第617章 痛苦與解脫
南汐然心中一動,立刻通過神仆契約叫出邪的神魂。
邪剛一出現,就感受到了這片空間中屬於天道的氣息,臉色微微一變,隨即聽到南汐然說道:「之前的無回崖,還有剛剛的地底空間,解決那些隱患,他可都是主力。你說要給功德,你把該給他的都給他就好。」
天道(鬥氣大陸天道)說道:「你是主,他是僕人,按道理你該佔大頭。你確定要把大頭的功德都給他?」
南汐然笑道:「嗯,就按出力多少分配,他出力最多,自然該拿大頭。」
天道看著她,眼中閃過一絲讚許,笑道:「呵呵,你很不錯,不貪功,重情義,難怪能收服上古邪神和生命古神。」
話音剛落,漫天金色的功德金光從天而降,如同瀑布般傾瀉而下。
邪的神魂被濃郁的功德金光包裹,瞬間感覺到神魂上那股時時刻刻都在灼燒的因果業力之火,灼燒感減弱了許多。
以前,這股痛苦幾乎讓他無法保持清醒,隻能通過沉睡來緩解。
如今,即便清醒著,也能勉強忍受了。他忍不住閉上眼,貪婪地吸收著功德金光,臉上露出了久違的輕鬆之色。
南汐然也能通過神仆契約感受到他源自神魂的輕鬆與感激,嘴角不由自主地勾起一抹輕笑。
誰能想到,在上古時期作惡多端、人人得而誅之的邪神,如今竟然會開始積累功德?這要是傳出去,恐怕會讓整個上古神界都為之震驚。
待邪吸收得差不多了,南汐然看向天道,問道:「我打算日後開啟神界,需要收集許多特殊材料、上古神物。
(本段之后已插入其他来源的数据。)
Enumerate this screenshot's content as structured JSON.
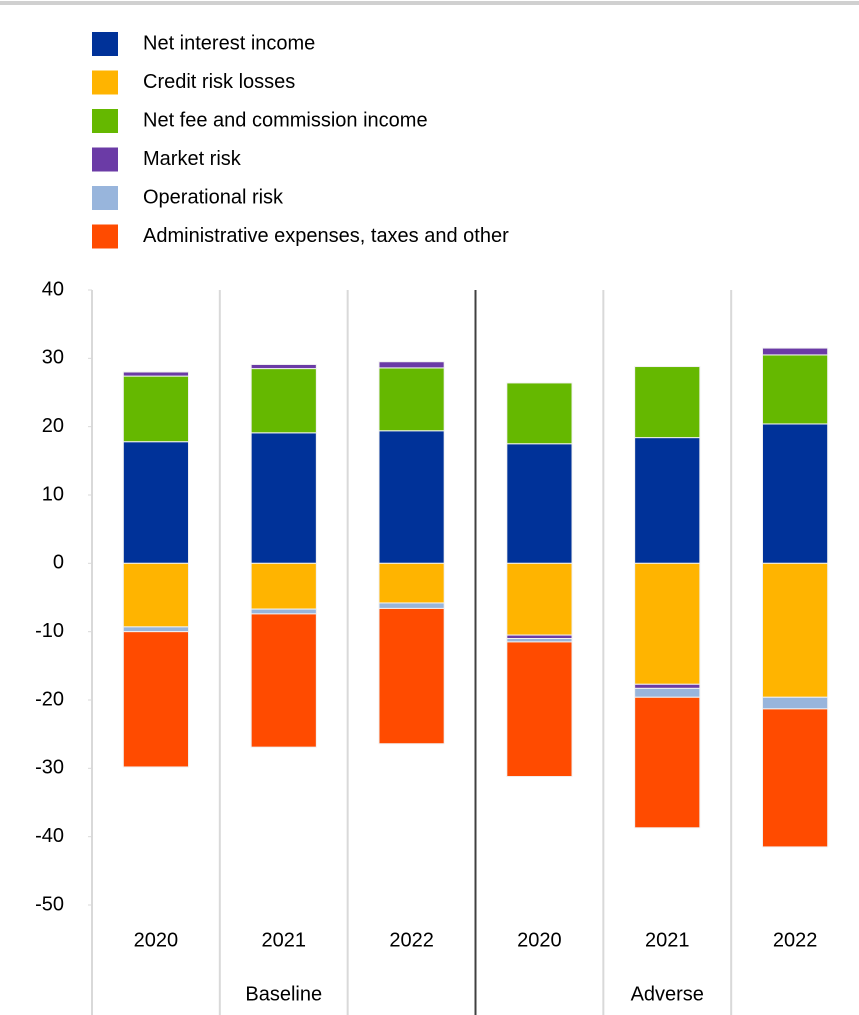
{
  "chart_data": {
    "type": "bar",
    "stacked": true,
    "categories": [
      "2020",
      "2021",
      "2022",
      "2020",
      "2021",
      "2022"
    ],
    "groups": [
      "Baseline",
      "Adverse"
    ],
    "series": [
      {
        "name": "Net interest income",
        "color": "#003299",
        "values": [
          17.8,
          19.1,
          19.4,
          17.5,
          18.4,
          20.4
        ]
      },
      {
        "name": "Credit risk losses",
        "color": "#ffb400",
        "values": [
          -9.3,
          -6.7,
          -5.8,
          -10.5,
          -17.7,
          -19.6
        ]
      },
      {
        "name": "Net fee and commission income",
        "color": "#65b800",
        "values": [
          9.6,
          9.4,
          9.2,
          8.9,
          10.4,
          10.1
        ]
      },
      {
        "name": "Market risk",
        "color": "#6b3ba6",
        "values": [
          0.6,
          0.6,
          0.9,
          -0.5,
          -0.6,
          1.0
        ]
      },
      {
        "name": "Operational  risk",
        "color": "#98b5dc",
        "values": [
          -0.7,
          -0.7,
          -0.8,
          -0.5,
          -1.3,
          -1.7
        ]
      },
      {
        "name": "Administrative expenses,  taxes and other",
        "color": "#ff4b00",
        "values": [
          -19.8,
          -19.5,
          -19.8,
          -19.7,
          -19.1,
          -20.2
        ]
      }
    ],
    "ylim": [
      -50,
      40
    ],
    "yticks": [
      -50,
      -40,
      -30,
      -20,
      -10,
      0,
      10,
      20,
      30,
      40
    ]
  }
}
不知道你這個世界,可有什麼對我有用的東西?」
天道沉吟片刻,目光落在識海中的地圖上,指著其中一個標註著「隕神淵」的地方,說道:「那裡似乎也有神明的氣息,而且年代極為久遠,感覺十分古老。隻是我無論如何探查,都看不透裡面的情況,或許藏著你需要的東西。」
南汐然點點頭,心中已然有了決定。
「好了,我送你回去吧。」天道擡手一揮,一股柔和的力量包裹住南汐然,將她傳送出了這片混沌空間。
再次睜眼時,南汐然已經回到了傳承古墓的地底空間。
邪正盤膝坐在地上,周身縈繞著淡淡的功德金光,氣息比之前沉穩了許多。
藍冰也在一旁打坐,顯然是在鞏固修為。
而秦蒼,依舊在傳承空間中接受傳承,隻是他和藍冰的身上,也都或多或少地沾染了一絲功德金光。
顯然,這是天道為了感謝他們參與解決隱患,給予的額外賞賜。
南汐然看著眼前的眾人,又看了看左右手的黑綠雙鐲,眼中閃過一絲期待:隕神淵、還有天道標註的其他地方……
漫天功德金光如同溫潤的溪流,湧入邪的神魂之中。
原本因因果業力之火灼燒而緊繃扭曲的面容,漸漸舒緩下來,眉宇間的痛苦之色褪去大半,取而代之的是一種久違的鬆弛。
他周身的黑色濁氣與金色功德相互交織,形成奇特的黑白交融之態,隨著功德金光的滋養,那些纏繞在神魂上的因果鎖鏈如同受到牽引,緩緩收縮、凝聚,最終被他盡數收入體內。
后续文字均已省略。